Why North Dakota Farmers Plant Corn & Soybeans

ifr170728–192
Why North Dakota Farmers Plant Corn & Soybeans
Mark Formo, Farmer - Litchville, North Dakota Jim Howe, Farmer - Casselton, North Dakota

The Dakota’s have been opting for a changing crop rotation over the last decade and half. Todd Gleason reports farmers there have been searching out the best alternatives.

Mark Formo is from Litchville…
1:58 radio
2:10 radio self-contained

Mark Formo is from Litchville. That’s about 85 miles west of Fargo. He used to plant sun flowers. He doesn’t anymore because the blackbirds, you heard me right, blackbirds were eating up his profits.

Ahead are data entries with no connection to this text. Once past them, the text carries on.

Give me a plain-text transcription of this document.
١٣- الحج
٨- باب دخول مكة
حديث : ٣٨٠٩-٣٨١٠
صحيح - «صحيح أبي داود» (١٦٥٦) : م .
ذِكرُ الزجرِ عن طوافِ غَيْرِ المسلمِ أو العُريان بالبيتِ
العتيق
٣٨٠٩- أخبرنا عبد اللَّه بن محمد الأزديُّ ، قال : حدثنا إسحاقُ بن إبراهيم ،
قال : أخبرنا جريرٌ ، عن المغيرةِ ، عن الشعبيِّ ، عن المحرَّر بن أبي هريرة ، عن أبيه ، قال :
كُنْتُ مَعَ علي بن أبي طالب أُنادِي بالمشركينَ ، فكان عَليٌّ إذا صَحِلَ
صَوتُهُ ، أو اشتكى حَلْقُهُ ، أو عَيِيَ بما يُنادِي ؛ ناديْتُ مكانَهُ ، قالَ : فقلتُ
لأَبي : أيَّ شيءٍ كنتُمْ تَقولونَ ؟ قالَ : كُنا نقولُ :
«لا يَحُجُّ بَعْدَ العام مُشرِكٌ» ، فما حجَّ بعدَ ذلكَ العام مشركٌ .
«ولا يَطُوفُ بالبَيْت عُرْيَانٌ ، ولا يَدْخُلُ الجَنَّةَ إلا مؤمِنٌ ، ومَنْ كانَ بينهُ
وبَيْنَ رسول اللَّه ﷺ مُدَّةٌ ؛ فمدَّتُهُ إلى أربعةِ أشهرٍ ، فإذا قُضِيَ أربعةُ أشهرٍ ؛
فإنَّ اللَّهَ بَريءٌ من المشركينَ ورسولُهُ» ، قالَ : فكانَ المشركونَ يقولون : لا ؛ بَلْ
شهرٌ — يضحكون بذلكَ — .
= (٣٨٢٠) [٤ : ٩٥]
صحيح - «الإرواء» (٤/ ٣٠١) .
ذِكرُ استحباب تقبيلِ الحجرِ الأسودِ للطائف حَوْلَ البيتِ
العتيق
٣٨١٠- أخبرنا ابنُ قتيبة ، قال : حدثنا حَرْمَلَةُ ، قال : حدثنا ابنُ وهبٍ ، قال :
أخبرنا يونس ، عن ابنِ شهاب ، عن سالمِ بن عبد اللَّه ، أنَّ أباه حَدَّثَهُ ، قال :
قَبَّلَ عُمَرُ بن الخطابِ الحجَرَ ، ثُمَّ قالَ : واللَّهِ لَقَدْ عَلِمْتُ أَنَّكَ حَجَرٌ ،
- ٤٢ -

Formo :19 …anything from an 82 to a 95 day corn.

Quote Summary - We lost hundreds of pounds per acre to blackbirds and we just needed something else to do. That and we know that corn varieties, and genetics are phenomenal for corn. We try to raise anything from an 82 to a 95 day corn.

Those are really short season varieties by comparison to the 110 day corn farmers in the I states use, Illinois, Indiana, and Iowa. Formo says of the seven-point-two million acres of soybeans he and his fellow North Dakotan’s planted this year, “We needed something to rotate with corn.”

Jim Howe, a Cassleton, North Dakota farmer agrees. He, unlike Formo, lives in the Red River Valley. This year Howe says his crops are still in pretty good shape. That certainly is not the case for the rest of the state.

Howe :39 …for additional rain for the soybeans, corn, and sugarbeets.

Quote Summary - Well our western part of the state, and I feel sorrow for those farmers, is suffering from a severe drought. We in the eastern part of North Dakota in the Red River Valley are probably going to get an average crop to versus a sever drought. We’ve been affected by the drought. Our yield goals have been cut a little bit as far as the to end, but we are fortunate and very lucky. Certainly the small grains are made now. We are still awaiting for additional rain for the soybeans, corn, and sugarbeets.

This year farmers in North Dakota have planted enough acres to soybeans, some 1.1 million more than last year, to become the United States fourth largest producer of the oilseed by acreage.